My first evening includes a walk to Times Square where, with no sense of self-consciousness or shame, I take pictures like every other tourist on the street. I soak in the sight of street performers, blazing neon signs, and people in every imaginable size, age, dress, and nationality. And yet, what stays in my mind is the experience in the elevator when I was going downstairs to go out. Two men who entered after me, both stepped aside to allow me to exit before them. The unexpected courtesy astounds and delights me!
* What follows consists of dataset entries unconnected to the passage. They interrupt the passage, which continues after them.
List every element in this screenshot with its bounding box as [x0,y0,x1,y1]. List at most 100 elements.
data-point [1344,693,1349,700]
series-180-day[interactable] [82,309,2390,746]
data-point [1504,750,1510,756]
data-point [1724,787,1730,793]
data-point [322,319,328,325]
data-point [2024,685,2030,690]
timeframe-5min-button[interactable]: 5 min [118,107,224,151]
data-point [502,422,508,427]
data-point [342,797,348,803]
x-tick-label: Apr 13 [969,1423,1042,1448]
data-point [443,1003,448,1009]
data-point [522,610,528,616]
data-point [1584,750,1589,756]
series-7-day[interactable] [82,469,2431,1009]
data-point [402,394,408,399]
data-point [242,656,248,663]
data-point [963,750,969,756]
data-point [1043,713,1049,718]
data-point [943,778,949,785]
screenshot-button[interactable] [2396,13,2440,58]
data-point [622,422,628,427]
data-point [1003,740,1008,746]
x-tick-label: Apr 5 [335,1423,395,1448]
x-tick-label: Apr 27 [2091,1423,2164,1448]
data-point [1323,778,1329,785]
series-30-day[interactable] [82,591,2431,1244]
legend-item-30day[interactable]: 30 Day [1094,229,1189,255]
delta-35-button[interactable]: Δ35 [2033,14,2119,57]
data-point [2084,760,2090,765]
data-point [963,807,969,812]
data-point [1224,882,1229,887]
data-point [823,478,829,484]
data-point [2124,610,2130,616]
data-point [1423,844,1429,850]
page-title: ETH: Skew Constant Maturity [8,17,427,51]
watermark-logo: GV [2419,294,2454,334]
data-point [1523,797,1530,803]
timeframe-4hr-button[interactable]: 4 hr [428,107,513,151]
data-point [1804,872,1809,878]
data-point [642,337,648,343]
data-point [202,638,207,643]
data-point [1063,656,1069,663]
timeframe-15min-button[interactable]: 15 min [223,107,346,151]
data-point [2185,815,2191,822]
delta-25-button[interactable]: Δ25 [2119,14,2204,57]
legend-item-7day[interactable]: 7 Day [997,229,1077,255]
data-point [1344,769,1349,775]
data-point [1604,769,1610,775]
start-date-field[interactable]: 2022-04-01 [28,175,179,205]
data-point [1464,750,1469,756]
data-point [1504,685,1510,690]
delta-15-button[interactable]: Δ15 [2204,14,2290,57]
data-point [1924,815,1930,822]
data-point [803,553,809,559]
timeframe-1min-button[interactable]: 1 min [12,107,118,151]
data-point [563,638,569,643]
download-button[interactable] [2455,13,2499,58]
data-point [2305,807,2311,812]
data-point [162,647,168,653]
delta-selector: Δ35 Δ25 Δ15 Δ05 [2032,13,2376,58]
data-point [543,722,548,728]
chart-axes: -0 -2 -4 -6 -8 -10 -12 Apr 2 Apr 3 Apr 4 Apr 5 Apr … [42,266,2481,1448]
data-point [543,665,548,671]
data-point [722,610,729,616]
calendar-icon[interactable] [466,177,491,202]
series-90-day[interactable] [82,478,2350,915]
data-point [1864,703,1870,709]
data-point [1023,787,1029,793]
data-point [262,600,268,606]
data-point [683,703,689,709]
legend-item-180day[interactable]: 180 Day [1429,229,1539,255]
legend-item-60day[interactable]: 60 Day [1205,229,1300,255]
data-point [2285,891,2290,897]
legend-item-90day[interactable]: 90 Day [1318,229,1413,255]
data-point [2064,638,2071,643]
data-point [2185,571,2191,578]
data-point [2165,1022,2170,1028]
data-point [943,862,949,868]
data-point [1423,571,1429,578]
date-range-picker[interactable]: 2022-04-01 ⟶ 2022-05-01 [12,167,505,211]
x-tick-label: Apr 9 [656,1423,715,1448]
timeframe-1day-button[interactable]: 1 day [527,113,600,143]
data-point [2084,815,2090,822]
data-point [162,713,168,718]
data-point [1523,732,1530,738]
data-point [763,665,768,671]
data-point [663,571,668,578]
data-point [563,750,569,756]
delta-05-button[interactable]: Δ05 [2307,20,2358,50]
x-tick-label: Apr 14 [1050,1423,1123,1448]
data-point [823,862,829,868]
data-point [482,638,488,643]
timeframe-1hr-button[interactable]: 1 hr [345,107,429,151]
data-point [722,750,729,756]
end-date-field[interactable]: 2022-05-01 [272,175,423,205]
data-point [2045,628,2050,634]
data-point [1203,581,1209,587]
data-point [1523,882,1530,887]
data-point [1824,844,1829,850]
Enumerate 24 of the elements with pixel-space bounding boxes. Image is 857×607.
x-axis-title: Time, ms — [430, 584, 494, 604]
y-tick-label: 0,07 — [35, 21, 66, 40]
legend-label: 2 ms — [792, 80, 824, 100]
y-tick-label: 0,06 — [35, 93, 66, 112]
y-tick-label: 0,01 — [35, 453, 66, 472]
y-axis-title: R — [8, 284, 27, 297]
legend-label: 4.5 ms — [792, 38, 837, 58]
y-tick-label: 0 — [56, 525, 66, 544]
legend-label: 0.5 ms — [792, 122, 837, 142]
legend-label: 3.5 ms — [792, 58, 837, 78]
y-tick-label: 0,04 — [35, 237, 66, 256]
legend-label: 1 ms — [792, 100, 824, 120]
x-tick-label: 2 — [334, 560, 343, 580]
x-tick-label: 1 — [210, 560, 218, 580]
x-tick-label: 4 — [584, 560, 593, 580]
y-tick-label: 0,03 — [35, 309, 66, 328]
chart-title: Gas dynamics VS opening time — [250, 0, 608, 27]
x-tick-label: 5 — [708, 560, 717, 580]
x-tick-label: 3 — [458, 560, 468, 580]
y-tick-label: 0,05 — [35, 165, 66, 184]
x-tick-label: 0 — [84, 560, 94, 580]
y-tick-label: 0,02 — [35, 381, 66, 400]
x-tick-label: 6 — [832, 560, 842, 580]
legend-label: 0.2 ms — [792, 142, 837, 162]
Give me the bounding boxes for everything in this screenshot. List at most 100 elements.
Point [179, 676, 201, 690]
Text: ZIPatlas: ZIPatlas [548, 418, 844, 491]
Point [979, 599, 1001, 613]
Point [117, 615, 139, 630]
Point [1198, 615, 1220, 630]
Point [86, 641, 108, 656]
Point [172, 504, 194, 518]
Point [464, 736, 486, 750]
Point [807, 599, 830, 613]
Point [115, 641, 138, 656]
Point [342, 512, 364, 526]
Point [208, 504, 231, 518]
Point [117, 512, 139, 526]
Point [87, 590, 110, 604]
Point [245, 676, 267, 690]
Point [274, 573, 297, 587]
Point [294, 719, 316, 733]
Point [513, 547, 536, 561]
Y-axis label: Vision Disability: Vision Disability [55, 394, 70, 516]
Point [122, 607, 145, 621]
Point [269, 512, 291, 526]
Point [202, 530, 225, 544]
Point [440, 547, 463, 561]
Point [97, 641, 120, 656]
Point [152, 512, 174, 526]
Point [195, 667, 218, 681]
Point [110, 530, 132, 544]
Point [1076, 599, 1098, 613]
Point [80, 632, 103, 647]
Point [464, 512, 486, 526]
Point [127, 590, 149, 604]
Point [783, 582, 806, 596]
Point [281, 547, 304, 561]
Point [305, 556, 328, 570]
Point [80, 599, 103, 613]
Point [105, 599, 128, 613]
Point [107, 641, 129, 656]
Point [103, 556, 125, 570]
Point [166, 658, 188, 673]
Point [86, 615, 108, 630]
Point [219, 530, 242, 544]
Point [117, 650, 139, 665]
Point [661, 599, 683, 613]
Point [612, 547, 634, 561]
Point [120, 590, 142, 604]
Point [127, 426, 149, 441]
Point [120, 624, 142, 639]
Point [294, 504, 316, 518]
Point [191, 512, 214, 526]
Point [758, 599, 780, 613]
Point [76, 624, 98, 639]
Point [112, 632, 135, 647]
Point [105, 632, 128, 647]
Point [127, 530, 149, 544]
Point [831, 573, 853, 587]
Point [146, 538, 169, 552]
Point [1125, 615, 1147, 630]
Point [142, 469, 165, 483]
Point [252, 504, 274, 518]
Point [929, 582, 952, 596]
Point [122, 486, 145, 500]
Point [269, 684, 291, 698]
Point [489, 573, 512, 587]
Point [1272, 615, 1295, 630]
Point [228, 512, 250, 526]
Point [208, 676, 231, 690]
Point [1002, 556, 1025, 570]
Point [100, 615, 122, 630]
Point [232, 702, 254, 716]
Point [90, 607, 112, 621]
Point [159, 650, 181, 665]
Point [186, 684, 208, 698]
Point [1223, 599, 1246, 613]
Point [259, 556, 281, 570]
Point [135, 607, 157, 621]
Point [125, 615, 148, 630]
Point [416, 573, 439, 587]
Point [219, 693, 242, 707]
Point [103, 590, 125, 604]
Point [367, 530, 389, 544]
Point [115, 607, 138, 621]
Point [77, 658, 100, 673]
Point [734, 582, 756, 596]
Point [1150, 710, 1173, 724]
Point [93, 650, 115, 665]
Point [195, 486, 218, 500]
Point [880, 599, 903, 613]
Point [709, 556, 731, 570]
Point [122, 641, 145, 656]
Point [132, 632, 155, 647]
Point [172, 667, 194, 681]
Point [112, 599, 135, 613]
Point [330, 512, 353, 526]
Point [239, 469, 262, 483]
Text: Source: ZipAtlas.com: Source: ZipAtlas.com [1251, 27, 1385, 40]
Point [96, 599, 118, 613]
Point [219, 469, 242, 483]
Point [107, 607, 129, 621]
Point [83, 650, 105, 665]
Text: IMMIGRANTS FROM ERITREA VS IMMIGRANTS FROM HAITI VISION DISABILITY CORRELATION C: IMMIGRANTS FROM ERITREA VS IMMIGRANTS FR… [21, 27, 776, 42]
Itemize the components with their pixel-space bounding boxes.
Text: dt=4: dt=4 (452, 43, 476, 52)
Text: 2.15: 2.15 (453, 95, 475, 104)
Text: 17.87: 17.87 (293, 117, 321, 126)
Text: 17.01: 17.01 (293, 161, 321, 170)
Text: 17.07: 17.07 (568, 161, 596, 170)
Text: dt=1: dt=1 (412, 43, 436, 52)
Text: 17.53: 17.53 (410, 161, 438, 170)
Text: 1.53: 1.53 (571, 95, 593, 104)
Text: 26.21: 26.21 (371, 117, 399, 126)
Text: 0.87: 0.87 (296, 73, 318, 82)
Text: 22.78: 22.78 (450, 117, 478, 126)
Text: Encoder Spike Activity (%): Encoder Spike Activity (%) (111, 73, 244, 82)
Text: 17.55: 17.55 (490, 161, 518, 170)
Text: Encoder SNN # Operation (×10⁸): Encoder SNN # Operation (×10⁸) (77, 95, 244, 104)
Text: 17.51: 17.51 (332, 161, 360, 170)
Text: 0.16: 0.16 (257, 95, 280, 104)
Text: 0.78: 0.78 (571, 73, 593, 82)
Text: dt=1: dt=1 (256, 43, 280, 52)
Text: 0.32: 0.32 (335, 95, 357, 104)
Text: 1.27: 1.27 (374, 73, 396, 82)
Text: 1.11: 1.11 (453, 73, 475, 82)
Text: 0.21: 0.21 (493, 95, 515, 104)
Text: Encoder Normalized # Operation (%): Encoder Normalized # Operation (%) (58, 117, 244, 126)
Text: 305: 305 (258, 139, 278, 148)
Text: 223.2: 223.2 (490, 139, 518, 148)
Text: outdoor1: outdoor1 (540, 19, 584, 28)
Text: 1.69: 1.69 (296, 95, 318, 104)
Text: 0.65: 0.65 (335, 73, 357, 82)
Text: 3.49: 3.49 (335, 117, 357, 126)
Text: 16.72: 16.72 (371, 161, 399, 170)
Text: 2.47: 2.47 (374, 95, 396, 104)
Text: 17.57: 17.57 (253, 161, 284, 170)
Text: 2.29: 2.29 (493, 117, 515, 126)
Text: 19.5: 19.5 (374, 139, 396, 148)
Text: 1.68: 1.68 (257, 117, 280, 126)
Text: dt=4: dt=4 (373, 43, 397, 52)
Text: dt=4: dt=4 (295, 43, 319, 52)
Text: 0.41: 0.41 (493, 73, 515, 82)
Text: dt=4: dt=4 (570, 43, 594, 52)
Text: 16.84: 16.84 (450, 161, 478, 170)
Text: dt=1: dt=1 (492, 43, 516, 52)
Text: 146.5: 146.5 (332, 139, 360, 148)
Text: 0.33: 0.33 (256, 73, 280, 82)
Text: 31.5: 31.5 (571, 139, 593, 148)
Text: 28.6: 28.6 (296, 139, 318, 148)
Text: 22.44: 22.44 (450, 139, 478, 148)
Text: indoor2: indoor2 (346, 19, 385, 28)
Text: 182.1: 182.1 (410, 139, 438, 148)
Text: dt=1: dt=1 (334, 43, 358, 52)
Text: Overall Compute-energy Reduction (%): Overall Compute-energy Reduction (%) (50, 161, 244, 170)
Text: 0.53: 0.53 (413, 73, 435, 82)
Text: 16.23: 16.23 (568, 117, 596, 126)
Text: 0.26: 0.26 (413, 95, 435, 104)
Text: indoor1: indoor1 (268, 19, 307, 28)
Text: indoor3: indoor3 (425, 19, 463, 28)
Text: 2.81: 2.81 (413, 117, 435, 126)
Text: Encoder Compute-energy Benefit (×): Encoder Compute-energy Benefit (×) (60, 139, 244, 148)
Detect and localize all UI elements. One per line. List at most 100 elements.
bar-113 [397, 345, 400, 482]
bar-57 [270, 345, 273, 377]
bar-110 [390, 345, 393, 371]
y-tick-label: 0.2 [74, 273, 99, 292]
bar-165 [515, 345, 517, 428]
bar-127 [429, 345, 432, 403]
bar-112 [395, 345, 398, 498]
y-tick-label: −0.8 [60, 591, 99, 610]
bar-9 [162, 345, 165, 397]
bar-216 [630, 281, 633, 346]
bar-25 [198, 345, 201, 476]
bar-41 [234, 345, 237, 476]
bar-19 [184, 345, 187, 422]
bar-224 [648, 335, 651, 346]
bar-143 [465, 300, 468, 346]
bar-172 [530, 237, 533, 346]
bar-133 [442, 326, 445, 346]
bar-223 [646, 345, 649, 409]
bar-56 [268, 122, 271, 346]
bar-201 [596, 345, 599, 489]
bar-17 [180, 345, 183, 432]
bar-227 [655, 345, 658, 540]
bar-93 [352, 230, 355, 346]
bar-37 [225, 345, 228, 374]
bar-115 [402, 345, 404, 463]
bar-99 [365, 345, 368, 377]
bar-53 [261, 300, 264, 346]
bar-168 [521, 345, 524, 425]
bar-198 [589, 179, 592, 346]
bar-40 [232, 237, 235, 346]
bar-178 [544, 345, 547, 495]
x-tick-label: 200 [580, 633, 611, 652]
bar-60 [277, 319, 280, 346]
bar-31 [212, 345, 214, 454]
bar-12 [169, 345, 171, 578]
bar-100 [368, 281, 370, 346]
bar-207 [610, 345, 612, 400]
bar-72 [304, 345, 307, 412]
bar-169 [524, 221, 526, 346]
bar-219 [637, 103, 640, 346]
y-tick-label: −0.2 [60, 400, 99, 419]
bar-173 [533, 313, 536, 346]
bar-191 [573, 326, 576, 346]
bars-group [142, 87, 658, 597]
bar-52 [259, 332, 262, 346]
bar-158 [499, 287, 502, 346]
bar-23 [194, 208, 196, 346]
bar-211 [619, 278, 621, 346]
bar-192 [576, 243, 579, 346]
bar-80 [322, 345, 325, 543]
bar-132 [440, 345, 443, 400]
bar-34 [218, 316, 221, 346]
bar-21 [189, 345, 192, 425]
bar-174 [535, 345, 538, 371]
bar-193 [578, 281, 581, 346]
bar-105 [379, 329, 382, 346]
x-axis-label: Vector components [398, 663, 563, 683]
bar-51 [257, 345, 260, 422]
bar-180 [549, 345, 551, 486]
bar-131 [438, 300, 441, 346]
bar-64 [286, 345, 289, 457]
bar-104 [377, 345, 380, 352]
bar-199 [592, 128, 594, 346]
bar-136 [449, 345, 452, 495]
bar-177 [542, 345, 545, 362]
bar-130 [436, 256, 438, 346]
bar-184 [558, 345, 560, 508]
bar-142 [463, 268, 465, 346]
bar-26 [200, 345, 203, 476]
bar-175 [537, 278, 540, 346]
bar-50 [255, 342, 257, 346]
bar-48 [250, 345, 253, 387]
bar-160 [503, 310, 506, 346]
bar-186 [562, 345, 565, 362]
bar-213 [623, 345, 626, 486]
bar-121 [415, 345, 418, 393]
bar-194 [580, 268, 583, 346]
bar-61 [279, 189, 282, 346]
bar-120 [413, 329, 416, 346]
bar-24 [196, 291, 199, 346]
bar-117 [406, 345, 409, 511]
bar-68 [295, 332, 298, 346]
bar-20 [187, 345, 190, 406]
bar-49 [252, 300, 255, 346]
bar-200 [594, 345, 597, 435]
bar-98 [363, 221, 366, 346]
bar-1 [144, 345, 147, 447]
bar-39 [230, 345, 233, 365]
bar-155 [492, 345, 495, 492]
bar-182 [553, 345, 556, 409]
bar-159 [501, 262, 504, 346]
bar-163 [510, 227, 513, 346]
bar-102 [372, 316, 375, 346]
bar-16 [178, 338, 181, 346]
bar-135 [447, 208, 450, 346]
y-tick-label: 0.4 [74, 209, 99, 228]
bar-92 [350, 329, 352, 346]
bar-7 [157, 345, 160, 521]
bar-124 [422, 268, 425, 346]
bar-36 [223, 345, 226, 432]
The next morning I’m up early and dressed for meetings, waiting at the bank of elevators to go out and begin my day. My elevator stops on nearly every floor to pick up people also dressed for the business day. On one floor, the elevator across from mine is also stopped with its doors open. As I look up, I see a man on the opposite elevator looking up and we make eye contact. We share a momentary smile, a friendly acknowledgement of each other, as our respective doors slide closed.
After the first day of meetings, I go to dinner at a restaurant in Grand Central Station with colleagues I have just met that day. Grand Central is huge, breathtaking, and there is more picture-taking. The conversation turns from work to personal interests. Two of us find we have very similar interests, so we go for drinks afterward to continue our conversation. An unexpected friendship is formed.
I’m home now. The meetings were successful and very productive. I have tons of memories and a phone full of pictures. The restaurants lived up to their reputations and the food was delicious. And yet I am feasting on the smaller moments. Laughter with a driver, gentlemen on an elevator, a shared smile elevator to elevator, the start of a new friendship: these make up the meal I will remember in a New York minute.